Дорогая моя Э., обещала поставить тебя в известность, что и делаю — прощай.
Пытаюсь вообразить, каково бы мне было, случись такое с тобой, но представить мир без тебя просто невозможно, хотя наши пути давно разошлись.
Наследства я тебе не оставила. Доживи за меня мою жизнь. Вот и все. А я решилась на эксперимент: все свое имущество отписала близняшкам. Надеюсь, их это порадует.
Все образуется, не волнуйся.
Попрощайся за меня с Джеком.
С любовью, невзирая ни на что.
Э.
Эди сидела, понурив голову, и боялась расплакаться. Но слез не было, и она тихо порадовалась: еще не хватало распускать нюни перед соглядатаем. Она проверила почтовый штемпель. Письмо ушло четыре дня назад. Кто его отправил — непонятно. Видимо, кто-то из медперсонала.
Она вернула письмо в сумку. Предавать этот листок огню теперь не имело смысла. Ей хотелось на некоторое время его сохранить. А может, просто — сохранить. Она вырулила со стоянки. И, проезжая мимо сыщика, ткнула вверх средним пальцем.

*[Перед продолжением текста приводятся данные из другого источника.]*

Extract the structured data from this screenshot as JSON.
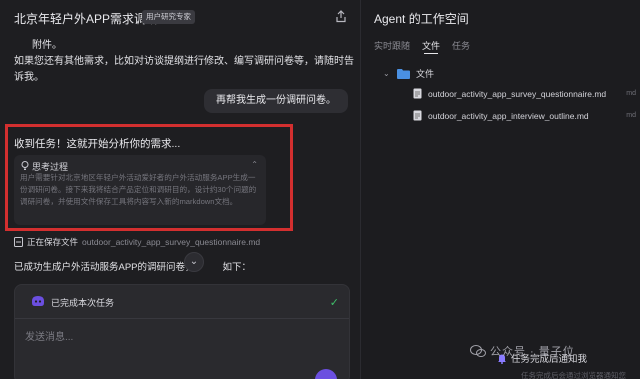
{
  "header": {
    "title": "北京年轻户外APP需求调研",
    "badge": "用户研究专家"
  },
  "chat": {
    "attachment_text": "附件。",
    "assistant_intro": "如果您还有其他需求，比如对访谈提纲进行修改、编写调研问卷等，请随时告诉我。",
    "user_message": "再帮我生成一份调研问卷。",
    "received_text": "收到任务！这就开始分析你的需求...",
    "thinking": {
      "title": "思考过程",
      "body": "用户需要针对北京地区年轻户外活动爱好者的户外活动服务APP生成一份调研问卷。接下来我将结合产品定位和调研目的，设计约30个问题的调研问卷，并使用文件保存工具将内容写入新的markdown文档。"
    },
    "saving": {
      "label": "正在保存文件",
      "filename": "outdoor_activity_app_survey_questionnaire.md"
    },
    "success_text": "已成功生成户外活动服务APP的调研问卷，",
    "success_text_tail": "如下：",
    "scroll_down_glyph": "⌄"
  },
  "composer": {
    "task_status": "已完成本次任务",
    "placeholder": "发送消息..."
  },
  "workspace": {
    "title": "Agent 的工作空间",
    "tabs": [
      "实时跟随",
      "文件",
      "任务"
    ],
    "active_tab": "文件",
    "folder": "文件",
    "files": [
      "outdoor_activity_app_survey_questionnaire.md",
      "outdoor_activity_app_interview_outline.md"
    ],
    "file_tags": [
      "md",
      "md"
    ]
  },
  "notify": {
    "label": "任务完成后通知我",
    "sub": "任务完成后会通过浏览器通知您"
  },
  "watermark": {
    "text": "公众号 · 量子位"
  },
  "colors": {
    "highlight_border": "#d32f2f",
    "success_check": "#3fbf6a",
    "folder_blue": "#4a90e2",
    "accent_purple": "#6b4fe0"
  }
}
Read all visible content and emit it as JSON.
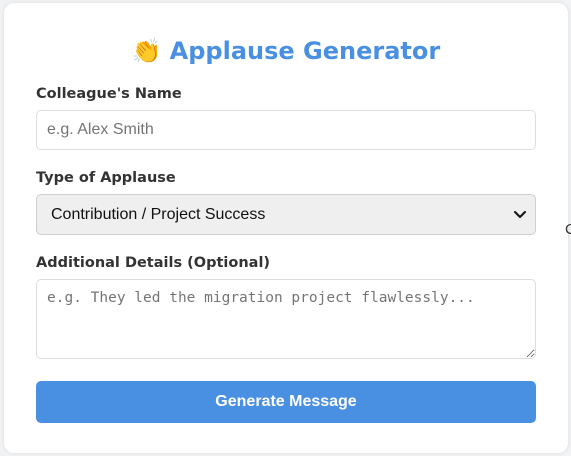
{
  "app": {
    "title": "Applause Generator",
    "title_emoji": "👏",
    "accent_color": "#4a90e2"
  },
  "form": {
    "name_label": "Colleague's Name",
    "name_placeholder": "e.g. Alex Smith",
    "name_value": "",
    "type_label": "Type of Applause",
    "type_selected": "Contribution / Project Success",
    "details_label": "Additional Details (Optional)",
    "details_placeholder": "e.g. They led the migration project flawlessly...",
    "details_value": "",
    "submit_label": "Generate Message"
  },
  "icons": {
    "title_icon": "clapping-hands-icon",
    "select_icon": "chevron-down-icon",
    "resize_icon": "resize-handle-icon"
  },
  "background": {
    "edge_fragment_text": "C"
  }
}
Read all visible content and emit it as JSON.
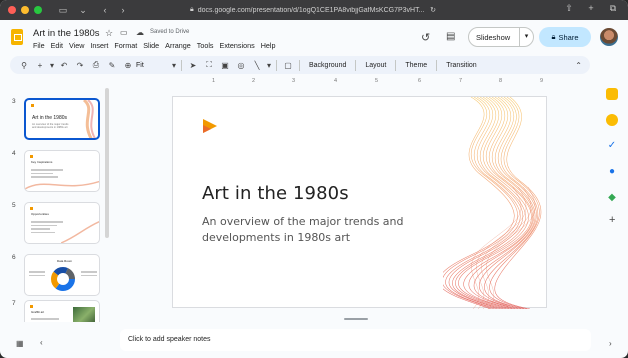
{
  "browser": {
    "url": "docs.google.com/presentation/d/1ogQ1CE1PA8vibjjGafMsKCG7P3vHT..."
  },
  "document": {
    "title": "Art in the 1980s",
    "save_status": "Saved to Drive"
  },
  "menu": [
    "File",
    "Edit",
    "View",
    "Insert",
    "Format",
    "Slide",
    "Arrange",
    "Tools",
    "Extensions",
    "Help"
  ],
  "header_buttons": {
    "slideshow": "Slideshow",
    "share": "Share"
  },
  "toolbar": {
    "zoom": "Fit",
    "background": "Background",
    "layout": "Layout",
    "theme": "Theme",
    "transition": "Transition"
  },
  "ruler_ticks": [
    "1",
    "2",
    "3",
    "4",
    "5",
    "6",
    "7",
    "8",
    "9"
  ],
  "filmstrip": [
    {
      "num": "3",
      "title": "Art in the 1980s",
      "subtitle": "An overview of the major trends and developments in 1980s art",
      "selected": true
    },
    {
      "num": "4",
      "title": "Key Inspirations"
    },
    {
      "num": "5",
      "title": "Opportunities"
    },
    {
      "num": "6",
      "title": "Data Room"
    },
    {
      "num": "7",
      "title": "Graffiti art"
    }
  ],
  "slide": {
    "title": "Art in the 1980s",
    "subtitle": "An overview of the major trends and developments in 1980s art"
  },
  "notes_placeholder": "Click to add speaker notes",
  "colors": {
    "accent_blue": "#0b57d0",
    "share_bg": "#c2e7ff",
    "logo_orange": "#f29900"
  }
}
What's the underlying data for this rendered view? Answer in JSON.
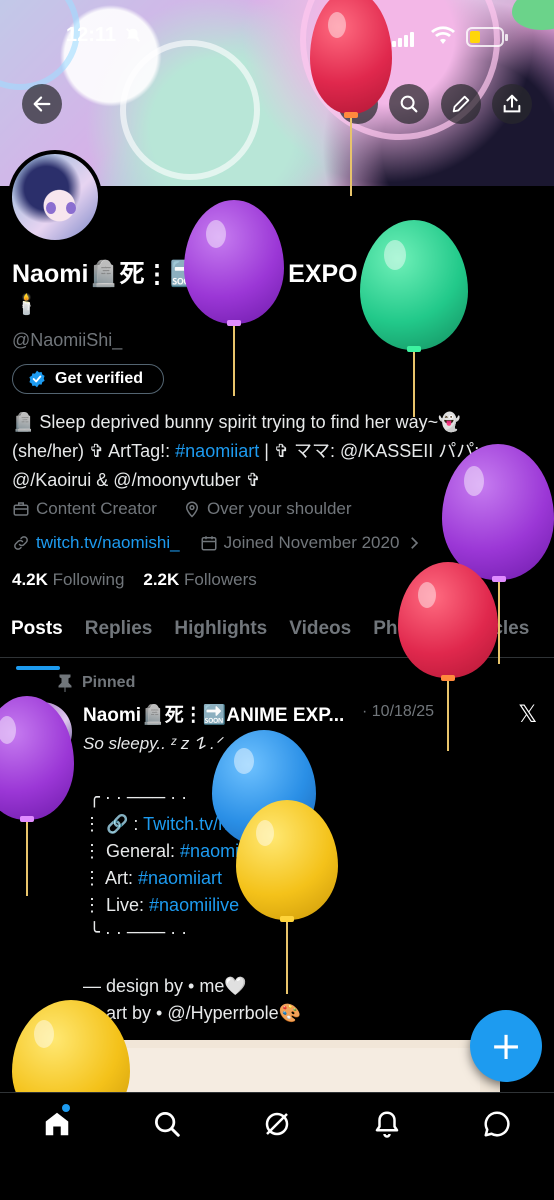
{
  "status_bar": {
    "time": "12:11"
  },
  "header": {
    "back_icon": "back-arrow-icon",
    "grok_icon": "grok-icon",
    "search_icon": "search-icon",
    "edit_icon": "pencil-icon",
    "share_icon": "share-icon"
  },
  "profile": {
    "name": "Naomi🪦死⋮🔜ANIME EXPO 2026🐇",
    "name_line2": "🕯️",
    "handle": "@NaomiiShi_",
    "get_verified": "Get verified",
    "bio_line1": "🪦 Sleep deprived bunny spirit trying to find her way~👻",
    "bio_line2_a": "(she/her) ✞ ArtTag!: ",
    "bio_line2_link": "#naomiiart",
    "bio_line2_b": " | ✞ ママ: @/KASSEII パパ:",
    "bio_line3": "@/Kaoirui & @/moonyvtuber ✞",
    "category": "Content Creator",
    "location": "Over your shoulder",
    "website": "twitch.tv/naomishi_",
    "joined": "Joined November 2020",
    "following_count": "4.2K",
    "following_label": "Following",
    "followers_count": "2.2K",
    "followers_label": "Followers"
  },
  "tabs": [
    "Posts",
    "Replies",
    "Highlights",
    "Videos",
    "Photos",
    "Articles"
  ],
  "pinned_post": {
    "pinned_label": "Pinned",
    "author": "Naomi🪦死⋮🔜ANIME EXP...",
    "date": "· 10/18/25",
    "line1": "So sleepy.. ᶻ z 𐰁 .ᐟ",
    "line2": "╭ · · ─── · ·",
    "line3_prefix": "⋮  🔗 : ",
    "line3_link": "Twitch.tv/naomishi",
    "line4_prefix": "⋮  General: ",
    "line4_link": "#naomiigraveyard",
    "line5_prefix": "⋮  Art: ",
    "line5_link": "#naomiiart",
    "line6_prefix": "⋮  Live: ",
    "line6_link": "#naomiilive",
    "line7": "╰ · · ─── · ·",
    "line8": "— design by • me🤍",
    "line9": "— art by • @/Hyperrbole🎨"
  },
  "fab_label": "+",
  "colors": {
    "accent": "#1d9bf0",
    "background": "#000000",
    "muted": "#71767b"
  },
  "balloons": [
    "red",
    "purple",
    "green",
    "purple",
    "red",
    "purple",
    "blue",
    "yellow",
    "yellow"
  ]
}
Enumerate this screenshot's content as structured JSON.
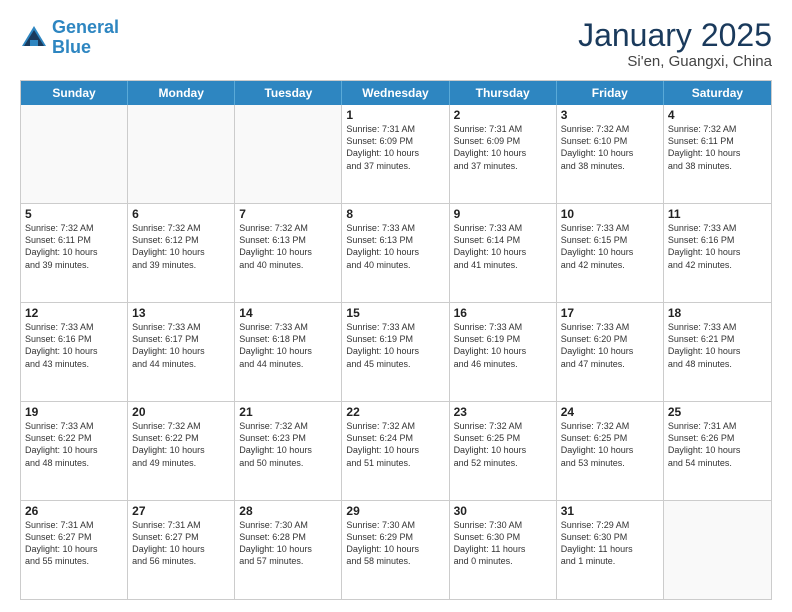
{
  "header": {
    "logo_line1": "General",
    "logo_line2": "Blue",
    "title": "January 2025",
    "subtitle": "Si'en, Guangxi, China"
  },
  "calendar": {
    "days_of_week": [
      "Sunday",
      "Monday",
      "Tuesday",
      "Wednesday",
      "Thursday",
      "Friday",
      "Saturday"
    ],
    "rows": [
      [
        {
          "day": "",
          "info": ""
        },
        {
          "day": "",
          "info": ""
        },
        {
          "day": "",
          "info": ""
        },
        {
          "day": "1",
          "info": "Sunrise: 7:31 AM\nSunset: 6:09 PM\nDaylight: 10 hours\nand 37 minutes."
        },
        {
          "day": "2",
          "info": "Sunrise: 7:31 AM\nSunset: 6:09 PM\nDaylight: 10 hours\nand 37 minutes."
        },
        {
          "day": "3",
          "info": "Sunrise: 7:32 AM\nSunset: 6:10 PM\nDaylight: 10 hours\nand 38 minutes."
        },
        {
          "day": "4",
          "info": "Sunrise: 7:32 AM\nSunset: 6:11 PM\nDaylight: 10 hours\nand 38 minutes."
        }
      ],
      [
        {
          "day": "5",
          "info": "Sunrise: 7:32 AM\nSunset: 6:11 PM\nDaylight: 10 hours\nand 39 minutes."
        },
        {
          "day": "6",
          "info": "Sunrise: 7:32 AM\nSunset: 6:12 PM\nDaylight: 10 hours\nand 39 minutes."
        },
        {
          "day": "7",
          "info": "Sunrise: 7:32 AM\nSunset: 6:13 PM\nDaylight: 10 hours\nand 40 minutes."
        },
        {
          "day": "8",
          "info": "Sunrise: 7:33 AM\nSunset: 6:13 PM\nDaylight: 10 hours\nand 40 minutes."
        },
        {
          "day": "9",
          "info": "Sunrise: 7:33 AM\nSunset: 6:14 PM\nDaylight: 10 hours\nand 41 minutes."
        },
        {
          "day": "10",
          "info": "Sunrise: 7:33 AM\nSunset: 6:15 PM\nDaylight: 10 hours\nand 42 minutes."
        },
        {
          "day": "11",
          "info": "Sunrise: 7:33 AM\nSunset: 6:16 PM\nDaylight: 10 hours\nand 42 minutes."
        }
      ],
      [
        {
          "day": "12",
          "info": "Sunrise: 7:33 AM\nSunset: 6:16 PM\nDaylight: 10 hours\nand 43 minutes."
        },
        {
          "day": "13",
          "info": "Sunrise: 7:33 AM\nSunset: 6:17 PM\nDaylight: 10 hours\nand 44 minutes."
        },
        {
          "day": "14",
          "info": "Sunrise: 7:33 AM\nSunset: 6:18 PM\nDaylight: 10 hours\nand 44 minutes."
        },
        {
          "day": "15",
          "info": "Sunrise: 7:33 AM\nSunset: 6:19 PM\nDaylight: 10 hours\nand 45 minutes."
        },
        {
          "day": "16",
          "info": "Sunrise: 7:33 AM\nSunset: 6:19 PM\nDaylight: 10 hours\nand 46 minutes."
        },
        {
          "day": "17",
          "info": "Sunrise: 7:33 AM\nSunset: 6:20 PM\nDaylight: 10 hours\nand 47 minutes."
        },
        {
          "day": "18",
          "info": "Sunrise: 7:33 AM\nSunset: 6:21 PM\nDaylight: 10 hours\nand 48 minutes."
        }
      ],
      [
        {
          "day": "19",
          "info": "Sunrise: 7:33 AM\nSunset: 6:22 PM\nDaylight: 10 hours\nand 48 minutes."
        },
        {
          "day": "20",
          "info": "Sunrise: 7:32 AM\nSunset: 6:22 PM\nDaylight: 10 hours\nand 49 minutes."
        },
        {
          "day": "21",
          "info": "Sunrise: 7:32 AM\nSunset: 6:23 PM\nDaylight: 10 hours\nand 50 minutes."
        },
        {
          "day": "22",
          "info": "Sunrise: 7:32 AM\nSunset: 6:24 PM\nDaylight: 10 hours\nand 51 minutes."
        },
        {
          "day": "23",
          "info": "Sunrise: 7:32 AM\nSunset: 6:25 PM\nDaylight: 10 hours\nand 52 minutes."
        },
        {
          "day": "24",
          "info": "Sunrise: 7:32 AM\nSunset: 6:25 PM\nDaylight: 10 hours\nand 53 minutes."
        },
        {
          "day": "25",
          "info": "Sunrise: 7:31 AM\nSunset: 6:26 PM\nDaylight: 10 hours\nand 54 minutes."
        }
      ],
      [
        {
          "day": "26",
          "info": "Sunrise: 7:31 AM\nSunset: 6:27 PM\nDaylight: 10 hours\nand 55 minutes."
        },
        {
          "day": "27",
          "info": "Sunrise: 7:31 AM\nSunset: 6:27 PM\nDaylight: 10 hours\nand 56 minutes."
        },
        {
          "day": "28",
          "info": "Sunrise: 7:30 AM\nSunset: 6:28 PM\nDaylight: 10 hours\nand 57 minutes."
        },
        {
          "day": "29",
          "info": "Sunrise: 7:30 AM\nSunset: 6:29 PM\nDaylight: 10 hours\nand 58 minutes."
        },
        {
          "day": "30",
          "info": "Sunrise: 7:30 AM\nSunset: 6:30 PM\nDaylight: 11 hours\nand 0 minutes."
        },
        {
          "day": "31",
          "info": "Sunrise: 7:29 AM\nSunset: 6:30 PM\nDaylight: 11 hours\nand 1 minute."
        },
        {
          "day": "",
          "info": ""
        }
      ]
    ]
  }
}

До дому было совсем близко; Эди задумалась о своих дочках. В голове замелькали разные сценарии, один хуже другого. За время пути она твердо решила не допускать вступления девочек в права наследства.
Когда Джек вернулся с работы, Эди лежала без света в их общей спальне.
— Что стряслось? — спросил он.
— Элспет умерла, — сообщила она.
— А как ты узнала?
Она протянула ему письмо. Скользнув по нему глазами, Джек не испытал ничего, кроме облегчения. «Умерла так умерла, — подумалось ему. — От этой Элспет один геморрой». Он лег на свой край кровати, и Эди, подвинувшись, прильнула к нему. Тогда Джек выговорил: «Сочувствую, малышка моя» — и больше они не проронили ни слова. В последующие недели и месяцы Джек не раз себя упрекал: Эди наотрез отказывалась говорить о родной сестре, не отвечала на вопросы, не строила догадок относительно завещания, составленного в пользу их дочерей, не выдавала своих чувств и вообще пресекала эту тему. Со временем Джеку пришло в голову, что в тот самый вечер Эди вполне могла ему открыться — нужно было только вызвать ее на разговор. Если бы он поведал ей то, что ему известно, неужели она все равно замкнулась бы в себе? Впоследствии это стало между ними незримой преградой.
Но до поры до времени они лежали рядом в своей общей постели. Положив голову на грудь Джека, Эди слушала, как у него бьется сердце. «Все образуется, не волнуйся… Не знаю, хватит ли у меня сил. Я думала, мы еще увидимся. Почему я тебя не проведала? Почему ты запретила мне приезжать? Как мы до такого дошли?» Джек обнял ее обеими руками. «Разве оно того стоило?» Эди окаменела.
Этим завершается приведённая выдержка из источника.